Interview with Erwan Le Duc

“I take a lot of notes. They can be scenes, situations, images, and topics. And bit by bit, I gather it all and I try to mix them up. I realised that a character I had touched on in my first film The Bare Necessity popped up again: that of a single father raising his teenage daughter on his own. She wanted to go to a boarding school and was wondering how could leave him without abandoning him. I wanted to go further with this issue. I wanted to thoroughly explore the unconditional love between a parent and his child and to understand the hold they have on each other.”

“I didn’t want to turn that abandonment into a story where the protagonists fall apart. It is about a major change, rather. These are two happy people. Their experience didn’t ravage them. They never defined themselves against this absent mother, but rather had to become who they were in her absence. They may have been somewhat in denial and that’s what resurfaces as she comes back. But that’s not the core of the matter. Most importantly, I wanted to share the emotional tale of two people who manage to separate without wrecking everything. Or, if you will, to have a revolution without having to guillotine anyone.” 

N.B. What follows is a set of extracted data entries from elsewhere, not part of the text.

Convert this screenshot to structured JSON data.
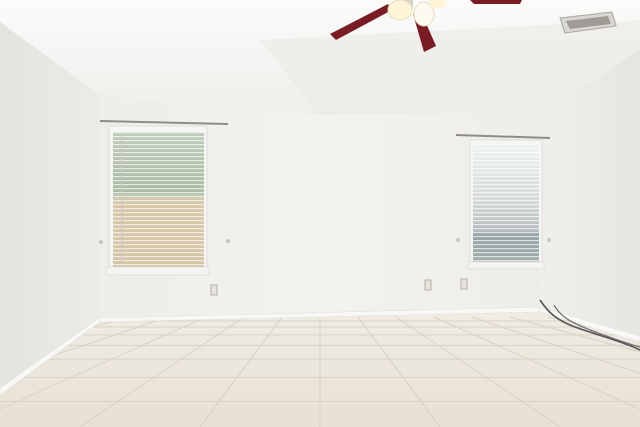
{
  "scene": {
    "kind": "photo",
    "colors": {
      "ceiling": "#f4f3f1",
      "wall_back": "#f1f0ed",
      "wall_left": "#e9e8e5",
      "wall_right": "#ecebe8",
      "floor": "#ece6dc",
      "grout": "#d8d0c4",
      "baseboard": "#f7f7f5",
      "fan_blade": "#7a1c24",
      "fan_light": "#fff6d8",
      "window_blind": "#f4f4f2",
      "tree_green": "#8da085",
      "fence_tan": "#d8c7a8"
    },
    "objects": [
      "ceiling-fan",
      "left-window",
      "right-window",
      "air-vent",
      "electrical-outlets",
      "tile-floor",
      "cable"
    ]
  }
}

“I’m very interested in form. I need spontaneity, vitality, energy. The actors and the crew take risks in each and every scene. The actors are all very expressive and physical. we’re always trying out ideas. For the beginning, I had dreamt of an opening sequence where opera and adventure would coalesce, in which a lot would be told through images, moving bodies and gestures. I didn’t know how to go about it. We tried loads of things during editing until we stumbled on Julie Roué’s lyrical music, and she gave shape to the movement and made the idea I had in mind come true.”